Her logic was that she'd foiled me by catching all my love. See, that way, I'd have none to give her and sit thwarted, emptyhanded. She didn't understand my jubilant response, "That's just what I want, Millie! I want you to catch all my love, because then you'll have it!"
Sometimes human ties are a mirror of that we have with the Father,
and this gave me a glimmer.
And now, we're off! A long walk awaits because that's the only way I know to get rid of my excess inches while bringing the girls along (What! To stop stealing my children's Easter candy might do it, too, you say?!?!?! P'shaw...)
Spun by Abigail on Wednesday, April 19, 2006
Spun by Abigail on Wednesday, April 19, 2006
On an otherwise quiet night, the plunk of fingers on keys is punctuated by the hiccoughs of a wide-eyed Bird who needs no rest. High, soft, little hiccoughs that startle me even when I try to anticipate them.
Twenty-seven years ago Saturday, except the day was instead an Easter Sunday, a wrinkled baby arrived, and her father named her Abigail Joy. Hard to believe that I'm not still 12, grubby with tomboy outdoorsing, or 16, still grubby with the same, or 22-- you guessed it-- with grubby bare feet taking me down the aisle to John, or even 23, 24, 25, or 26 (yep, still grubby). I feel too young to be so old, which is a feeling I'll have every year until I die. (And some give me a well-deserved chuckle, "Twenty-seven? You're a babe in the wood, Abigail Joy.")
We spent the first half of Saturday moving slowly and contentedly at home before going out for greasy food, ice cream, and sliding. It was a good day. Not only did I receive $ expressly for greasy food and ice cream, but my Mopsy gave, among other things, a copper curiosity which made me laugh aloud with delight. John gave me music and the promise of lenses that darken in light. (I have cataracts and bad, squint-eyed sight. New York requires me to wear my glasses while driving, and I perch sunglasses over my regular glasses. No longer!) Dude and Dudette shocked the stuffing out of me with a sewing machine that they'd hidden in storage during their last visit. I'm keeping my trusty, old one for regular sewing, but this one has fancy stitching features and a button holer! Now I need not borrow a fancy machine for the applique of the still-unshaped summer quilt, and I can make other cool things with the push of a pedal.
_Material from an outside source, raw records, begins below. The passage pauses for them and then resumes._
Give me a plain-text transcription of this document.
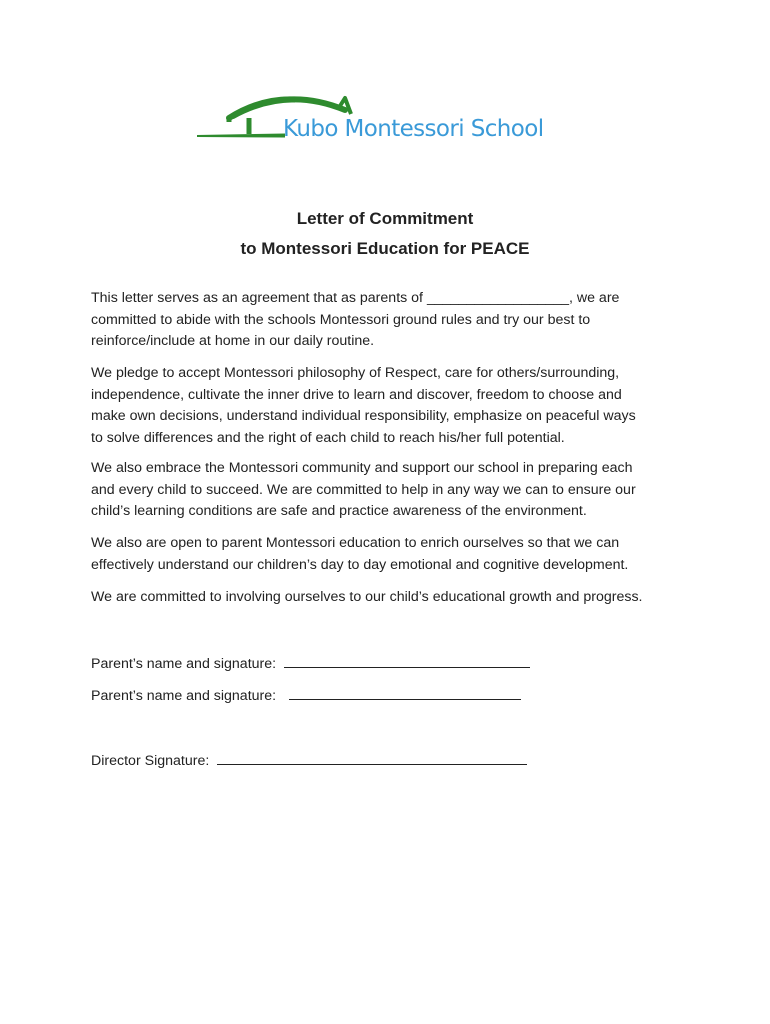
Kubo Montessori School
Letter of Commitment
to Montessori Education for PEACE

This letter serves as an agreement that as parents of __________________, we are
committed to abide with the schools Montessori ground rules and try our best to
reinforce/include at home in our daily routine.

We pledge to accept Montessori philosophy of Respect, care for others/surrounding,
independence, cultivate the inner drive to learn and discover, freedom to choose and
make own decisions, understand individual responsibility, emphasize on peaceful ways
to solve differences and the right of each child to reach his/her full potential.

We also embrace the Montessori community and support our school in preparing each
and every child to succeed. We are committed to help in any way we can to ensure our
child’s learning conditions are safe and practice awareness of the environment.

We also are open to parent Montessori education to enrich ourselves so that we can
effectively understand our children’s day to day emotional and cognitive development.

We are committed to involving ourselves to our child’s educational growth and progress.

Parent’s name and signature:
Parent’s name and signature:
Director Signature:
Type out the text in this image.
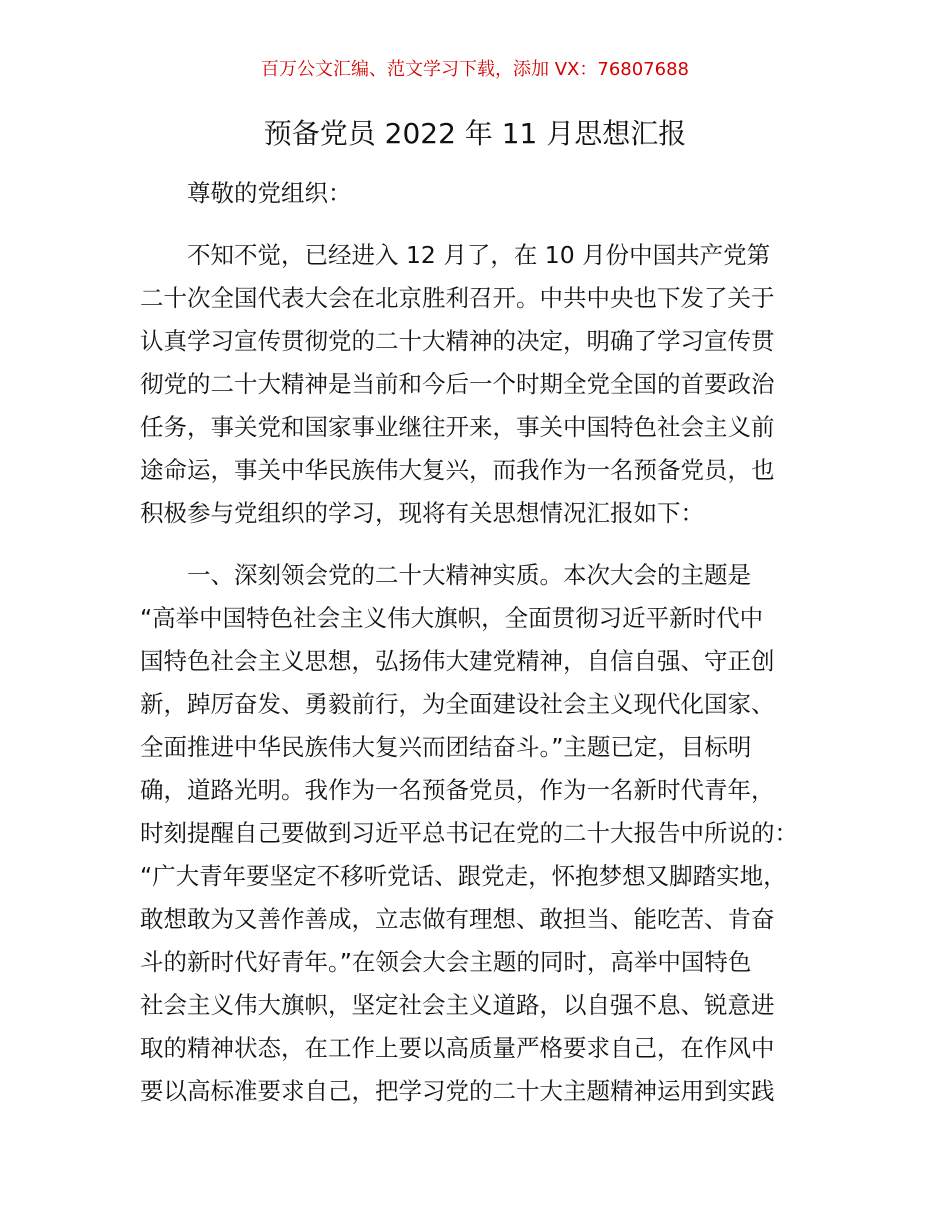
百万公文汇编、范文学习下载，添加 VX：76807688
预备党员 2022 年 11 月思想汇报
尊敬的党组织：
不知不觉，已经进入 12 月了，在 10 月份中国共产党第
二十次全国代表大会在北京胜利召开。中共中央也下发了关于
认真学习宣传贯彻党的二十大精神的决定，明确了学习宣传贯
彻党的二十大精神是当前和今后一个时期全党全国的首要政治
任务，事关党和国家事业继往开来，事关中国特色社会主义前
途命运，事关中华民族伟大复兴，而我作为一名预备党员，也
积极参与党组织的学习，现将有关思想情况汇报如下：
一、深刻领会党的二十大精神实质。本次大会的主题是
“高举中国特色社会主义伟大旗帜，全面贯彻习近平新时代中
国特色社会主义思想，弘扬伟大建党精神，自信自强、守正创
新，踔厉奋发、勇毅前行，为全面建设社会主义现代化国家、
全面推进中华民族伟大复兴而团结奋斗。”主题已定，目标明
确，道路光明。我作为一名预备党员，作为一名新时代青年，
时刻提醒自己要做到习近平总书记在党的二十大报告中所说的：
“广大青年要坚定不移听党话、跟党走，怀抱梦想又脚踏实地，
敢想敢为又善作善成，立志做有理想、敢担当、能吃苦、肯奋
斗的新时代好青年。”在领会大会主题的同时，高举中国特色
社会主义伟大旗帜，坚定社会主义道路，以自强不息、锐意进
取的精神状态，在工作上要以高质量严格要求自己，在作风中
要以高标准要求自己，把学习党的二十大主题精神运用到实践
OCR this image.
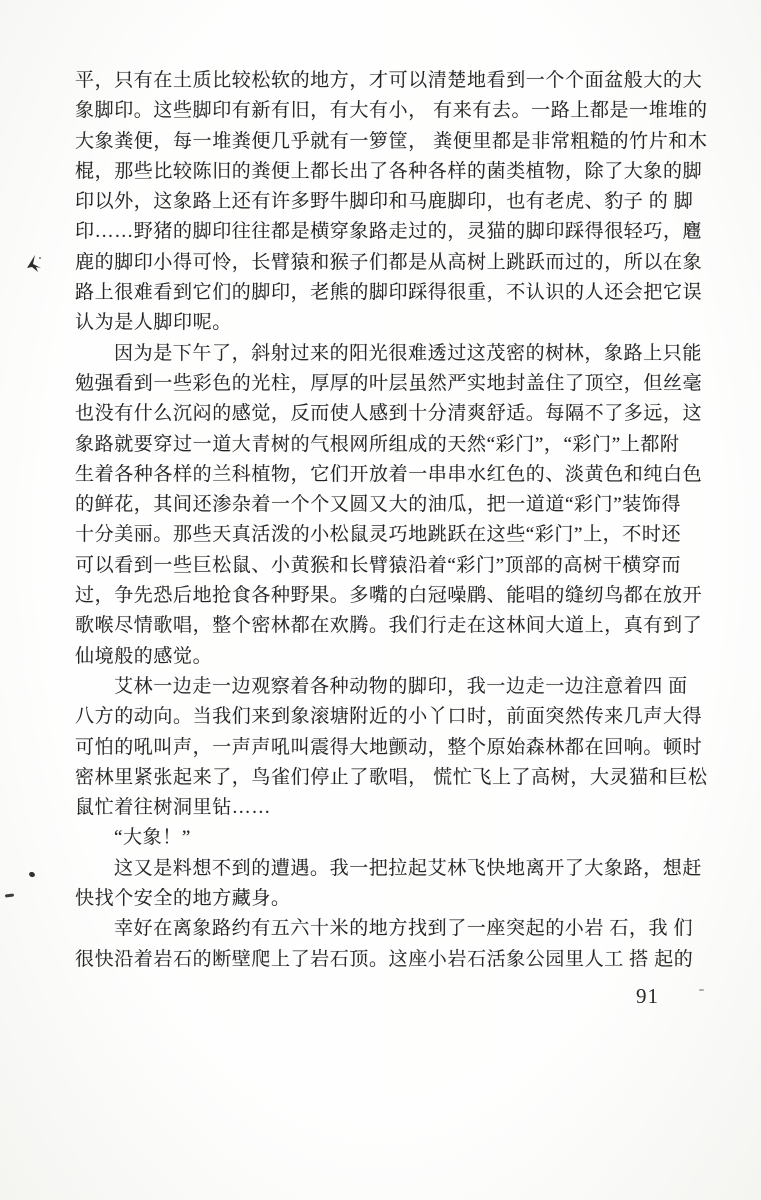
平，只有在土质比较松软的地方，才可以清楚地看到一个个面盆般大的大
象脚印。这些脚印有新有旧，有大有小， 有来有去。一路上都是一堆堆的
大象粪便，每一堆粪便几乎就有一箩筐， 粪便里都是非常粗糙的竹片和木
棍，那些比较陈旧的粪便上都长出了各种各样的菌类植物，除了大象的脚
印以外，这象路上还有许多野牛脚印和马鹿脚印，也有老虎、豹子 的 脚
印……野猪的脚印往往都是横穿象路走过的，灵猫的脚印踩得很轻巧，麅
鹿的脚印小得可怜，长臂猿和猴子们都是从高树上跳跃而过的，所以在象
路上很难看到它们的脚印，老熊的脚印踩得很重，不认识的人还会把它误
认为是人脚印呢。
因为是下午了，斜射过来的阳光很难透过这茂密的树林，象路上只能
勉强看到一些彩色的光柱，厚厚的叶层虽然严实地封盖住了顶空，但丝毫
也没有什么沉闷的感觉，反而使人感到十分清爽舒适。每隔不了多远，这
象路就要穿过一道大青树的气根网所组成的天然“彩门”，“彩门”上都附
生着各种各样的兰科植物，它们开放着一串串水红色的、淡黄色和纯白色
的鲜花，其间还渗杂着一个个又圆又大的油瓜，把一道道“彩门”装饰得
十分美丽。那些天真活泼的小松鼠灵巧地跳跃在这些“彩门”上，不时还
可以看到一些巨松鼠、小黄猴和长臂猿沿着“彩门”顶部的高树干横穿而
过，争先恐后地抢食各种野果。多嘴的白冠噪鹛、能唱的缝纫鸟都在放开
歌喉尽情歌唱，整个密林都在欢腾。我们行走在这林间大道上，真有到了
仙境般的感觉。
艾林一边走一边观察着各种动物的脚印，我一边走一边注意着四 面
八方的动向。当我们来到象滚塘附近的小丫口时，前面突然传来几声大得
可怕的吼叫声，一声声吼叫震得大地颤动，整个原始森林都在回响。顿时
密林里紧张起来了，鸟雀们停止了歌唱， 慌忙飞上了高树，大灵猫和巨松
鼠忙着往树洞里钻……
“大象！”
这又是料想不到的遭遇。我一把拉起艾林飞快地离开了大象路，想赶
快找个安全的地方藏身。
幸好在离象路约有五六十米的地方找到了一座突起的小岩 石，我 们
很快沿着岩石的断壁爬上了岩石顶。这座小岩石活象公园里人工 搭 起的
91
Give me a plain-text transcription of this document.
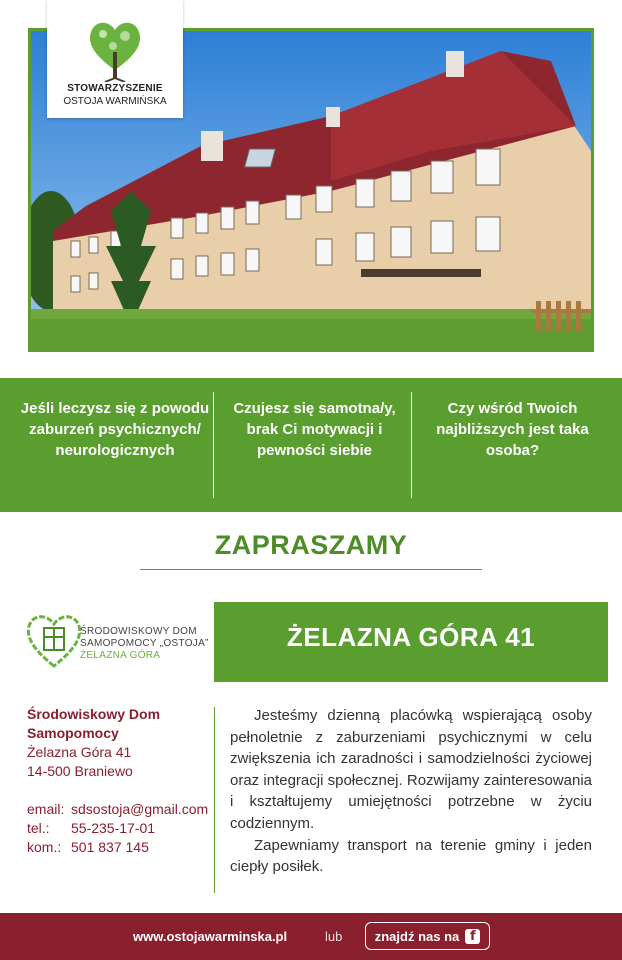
STOWARZYSZENIE
OSTOJA WARMIŃSKA
Jeśli leczysz się z powodu zaburzeń psychicznych/ neurologicznych
Czujesz się samotna/y, brak Ci motywacji i pewności siebie
Czy wśród Twoich najbliższych jest taka osoba?
ZAPRASZAMY
ŚRODOWISKOWY DOM
SAMOPOMOCY „OSTOJA”
ŻELAZNA GÓRA
ŻELAZNA GÓRA 41
Środowiskowy Dom
Samopomocy
Żelazna Góra 41
14-500 Braniewo
email: sdsostoja@gmail.com
tel.:	55-235-17-01
kom.: 501 837 145

Jesteśmy dzienną placówką wspierającą osoby pełnoletnie z zaburzeniami psychicznymi w celu zwiększenia ich zaradności i samodzielności życiowej oraz integracji społecznej. Rozwijamy zainteresowania i kształtujemy umiejętności potrzebne w życiu codziennym.

Zapewniamy transport na terenie gminy i jeden ciepły posiłek.

www.ostojawarminska.pl	lub znajdź nas na f
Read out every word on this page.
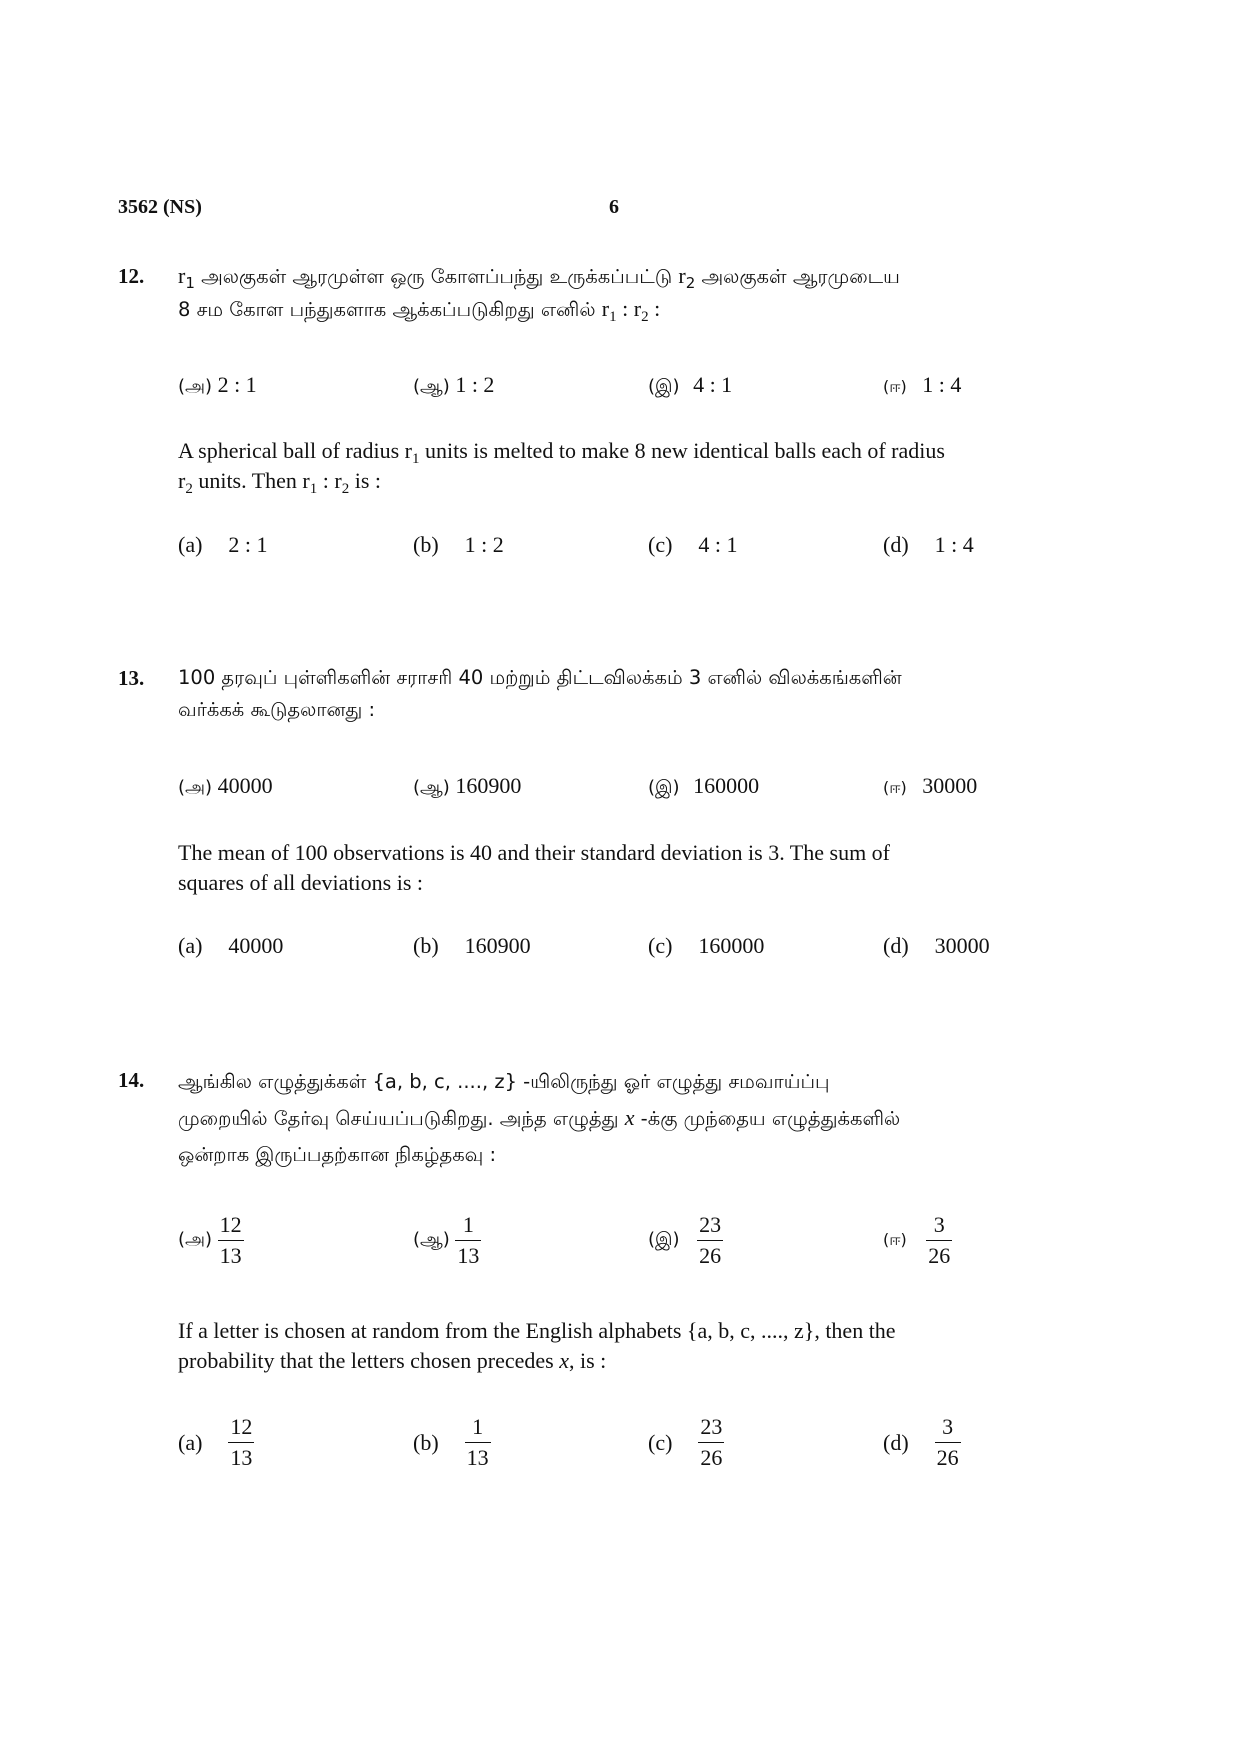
3562 (NS)	6
12. $r_1$ அலகுகள் ஆரமுள்ள ஒரு கோளப்பந்து உருக்கப்பட்டு $r_2$ அலகுகள் ஆரமுடைய
8 சம கோள பந்துகளாக ஆக்கப்படுகிறது எனில் $r_1$ : $r_2$ :
(அ) 2 : 1	(ஆ) 1 : 2	(இ) 4 : 1	(ஈ) 1 : 4
A spherical ball of radius $r_1$ units is melted to make 8 new identical balls each of radius
$r_2$ units. Then $r_1$ : $r_2$ is :
(a) 2 : 1	(b) 1 : 2	(c) 4 : 1	(d) 1 : 4
13. 100 தரவுப் புள்ளிகளின் சராசரி 40 மற்றும் திட்டவிலக்கம் 3 எனில் விலக்கங்களின்
வர்க்கக் கூடுதலானது :
(அ) 40000	(ஆ) 160900	(இ) 160000	(ஈ) 30000
The mean of 100 observations is 40 and their standard deviation is 3. The sum of
squares of all deviations is :
(a) 40000	(b) 160900	(c) 160000	(d) 30000
14. ஆங்கில எழுத்துக்கள் {a, b, c, ...., z} -யிலிருந்து ஓர் எழுத்து சமவாய்ப்பு
முறையில் தேர்வு செய்யப்படுகிறது. அந்த எழுத்து x -க்கு முந்தைய எழுத்துக்களில்
ஒன்றாக இருப்பதற்கான நிகழ்தகவு :
(அ) $\frac{12}{13}$	(ஆ) $\frac{1}{13}$	(இ) $\frac{23}{26}$	(ஈ) $\frac{3}{26}$
If a letter is chosen at random from the English alphabets {a, b, c, ...., z}, then the
probability that the letters chosen precedes x, is :
$(a) \frac{12}{13}$	$(b) \frac{1}{13}$	$(c) \frac{23}{26}$	$(d) \frac{3}{26}$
We worshipped with joy on Easter Sunday, knowing that Death is defeated--a risen Lord! I prepared a pint-sized feast while the girls napped. A smaller ham, though still too large, sat on our table because we celebrated at home. John didn't trust our car's weak heart to last all the way down to Long Island and back, although we sorely wished we could be with our Owen kin. We haven't made the trip down since last summer, so it's long overdue.
And now, tired eyes turn traitor. The Bird has stopped her high-pitched hiccoughs, and I'm off to bed. See pictures below if you need a few playgrounds, greasy food, and the color of boiled eggs. (*Grandmothers-- The Easter morning pictures were snapped in hastiest fashion right before we walked out the door. If you want some smiles, we'll bring them in person!)
*** Actually, it's now Tuesday noon. The girls and I just completed a visit with our friendly laundromat, and a clothesline too heavily burdened fills our yard.